Their first research cruise was in February 2000 on the Woods Hole ship Atlantis at the East Pacific Rise, a midocean ridge west of Costa Rica where volcanic activity is forming new crust.
Engels said they took 30,000 photographs of the sea floor with a camera mounted on a special sled towed behind the ship. They lost the $250,000 camera in a collapse pit during a subsequent cruise, she said.
The Woods Hole submersible Alvin was used for another project, but some of the video footage provided additional data for her study, she said.
She did a detailed analysis of the size and locations of the pits, which she said cover about 13 percent of the surface of the sea floor.
"We have a better sense of how pervasive they are," she said.
From videos of the Big Island, she said, "It looks like a bubble gum bubble flowing up from the lava lake, but on a scale of 2 meters (6.6 feet) across."
Similarly at the East Pacific Rise, the researchers found "bubbles of vaporized sea water often rise through the base of lava flows and collect beneath the chilled upper crust.

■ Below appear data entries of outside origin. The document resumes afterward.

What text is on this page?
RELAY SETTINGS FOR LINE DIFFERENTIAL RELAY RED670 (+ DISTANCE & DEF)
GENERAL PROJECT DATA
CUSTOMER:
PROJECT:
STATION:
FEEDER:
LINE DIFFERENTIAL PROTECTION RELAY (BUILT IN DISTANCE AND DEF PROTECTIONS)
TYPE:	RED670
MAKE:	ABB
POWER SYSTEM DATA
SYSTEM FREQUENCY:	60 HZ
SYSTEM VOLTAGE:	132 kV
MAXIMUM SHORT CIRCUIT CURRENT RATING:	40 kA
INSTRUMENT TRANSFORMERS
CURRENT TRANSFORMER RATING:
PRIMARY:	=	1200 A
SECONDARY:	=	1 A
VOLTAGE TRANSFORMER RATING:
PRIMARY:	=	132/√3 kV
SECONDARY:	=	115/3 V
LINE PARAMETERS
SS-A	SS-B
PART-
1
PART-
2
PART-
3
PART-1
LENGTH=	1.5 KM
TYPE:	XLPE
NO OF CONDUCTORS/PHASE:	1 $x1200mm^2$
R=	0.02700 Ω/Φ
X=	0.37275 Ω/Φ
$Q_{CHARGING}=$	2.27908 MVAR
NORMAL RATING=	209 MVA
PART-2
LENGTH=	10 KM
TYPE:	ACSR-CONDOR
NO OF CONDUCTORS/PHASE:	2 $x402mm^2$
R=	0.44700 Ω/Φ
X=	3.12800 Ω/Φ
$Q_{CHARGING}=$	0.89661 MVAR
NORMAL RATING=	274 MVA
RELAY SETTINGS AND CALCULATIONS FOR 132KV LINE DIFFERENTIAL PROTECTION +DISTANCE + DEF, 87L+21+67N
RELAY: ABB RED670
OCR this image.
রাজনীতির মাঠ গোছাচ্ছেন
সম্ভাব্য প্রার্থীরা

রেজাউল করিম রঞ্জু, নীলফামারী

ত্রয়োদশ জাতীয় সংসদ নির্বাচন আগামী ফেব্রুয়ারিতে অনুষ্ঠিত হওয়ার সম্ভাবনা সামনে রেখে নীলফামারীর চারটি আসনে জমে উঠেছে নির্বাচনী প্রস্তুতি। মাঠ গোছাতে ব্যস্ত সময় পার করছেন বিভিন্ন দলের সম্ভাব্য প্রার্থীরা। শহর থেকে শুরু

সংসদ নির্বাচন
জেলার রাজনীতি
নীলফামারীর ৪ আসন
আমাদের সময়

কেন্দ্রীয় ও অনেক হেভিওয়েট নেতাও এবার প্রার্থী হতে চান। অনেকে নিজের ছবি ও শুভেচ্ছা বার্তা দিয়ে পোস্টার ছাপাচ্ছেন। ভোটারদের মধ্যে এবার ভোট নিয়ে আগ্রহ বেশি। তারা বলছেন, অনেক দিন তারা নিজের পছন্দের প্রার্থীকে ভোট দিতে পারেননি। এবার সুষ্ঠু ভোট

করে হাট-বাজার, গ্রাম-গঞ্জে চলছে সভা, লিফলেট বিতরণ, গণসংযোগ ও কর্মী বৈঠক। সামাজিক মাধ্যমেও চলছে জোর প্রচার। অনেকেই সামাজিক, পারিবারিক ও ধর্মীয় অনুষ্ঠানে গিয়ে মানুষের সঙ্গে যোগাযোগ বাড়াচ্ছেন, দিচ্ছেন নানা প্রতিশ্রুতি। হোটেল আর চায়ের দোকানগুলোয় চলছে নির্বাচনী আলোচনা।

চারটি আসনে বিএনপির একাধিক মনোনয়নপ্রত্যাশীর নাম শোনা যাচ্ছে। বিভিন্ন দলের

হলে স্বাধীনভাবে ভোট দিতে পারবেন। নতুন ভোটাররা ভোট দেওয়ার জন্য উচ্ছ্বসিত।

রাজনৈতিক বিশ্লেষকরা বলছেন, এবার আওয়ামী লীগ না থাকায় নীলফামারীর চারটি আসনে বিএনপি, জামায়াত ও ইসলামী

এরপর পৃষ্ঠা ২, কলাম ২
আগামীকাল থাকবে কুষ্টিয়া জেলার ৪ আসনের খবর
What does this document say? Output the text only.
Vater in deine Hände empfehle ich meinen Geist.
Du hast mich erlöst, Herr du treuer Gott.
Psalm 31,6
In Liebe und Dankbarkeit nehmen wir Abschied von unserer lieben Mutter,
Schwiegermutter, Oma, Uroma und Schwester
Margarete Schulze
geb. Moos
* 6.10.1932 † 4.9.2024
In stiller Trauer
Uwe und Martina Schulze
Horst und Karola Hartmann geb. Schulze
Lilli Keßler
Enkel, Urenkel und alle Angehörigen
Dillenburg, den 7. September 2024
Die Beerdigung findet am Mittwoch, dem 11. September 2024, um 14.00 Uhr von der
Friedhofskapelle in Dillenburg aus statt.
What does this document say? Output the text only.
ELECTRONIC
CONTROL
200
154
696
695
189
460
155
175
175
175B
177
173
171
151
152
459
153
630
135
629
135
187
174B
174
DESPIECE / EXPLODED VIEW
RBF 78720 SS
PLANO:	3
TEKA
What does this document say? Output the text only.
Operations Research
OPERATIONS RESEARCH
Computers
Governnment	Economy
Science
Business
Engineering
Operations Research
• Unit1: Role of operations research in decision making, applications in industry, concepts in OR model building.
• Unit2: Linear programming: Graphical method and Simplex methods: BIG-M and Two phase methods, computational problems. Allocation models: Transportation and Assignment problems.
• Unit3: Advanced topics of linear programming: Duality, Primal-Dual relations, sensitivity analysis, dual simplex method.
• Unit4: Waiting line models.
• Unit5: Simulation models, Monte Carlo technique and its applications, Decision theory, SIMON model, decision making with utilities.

"These bubbles of steam at magmatic temperatures may interact both chemically and physically with flowing lava, which could influence our understanding of deep sea volcanic processes and oceanic crustal construction more generally," they reported in Nature.
The most compelling evidence, Edwards said, was the "bubble-like shape in the lava and the very top had a hole punched in it like an air pocket."
Based on that, Engels began analyzing lava pieces collected from the sea floor. The surface appeared to be smooth and glassy, but she found textures on the surface that she said can only form in contact with boiling water.
Engels said the smallest collapse features are inches deep, and the largest ones are up to 82 feet deep.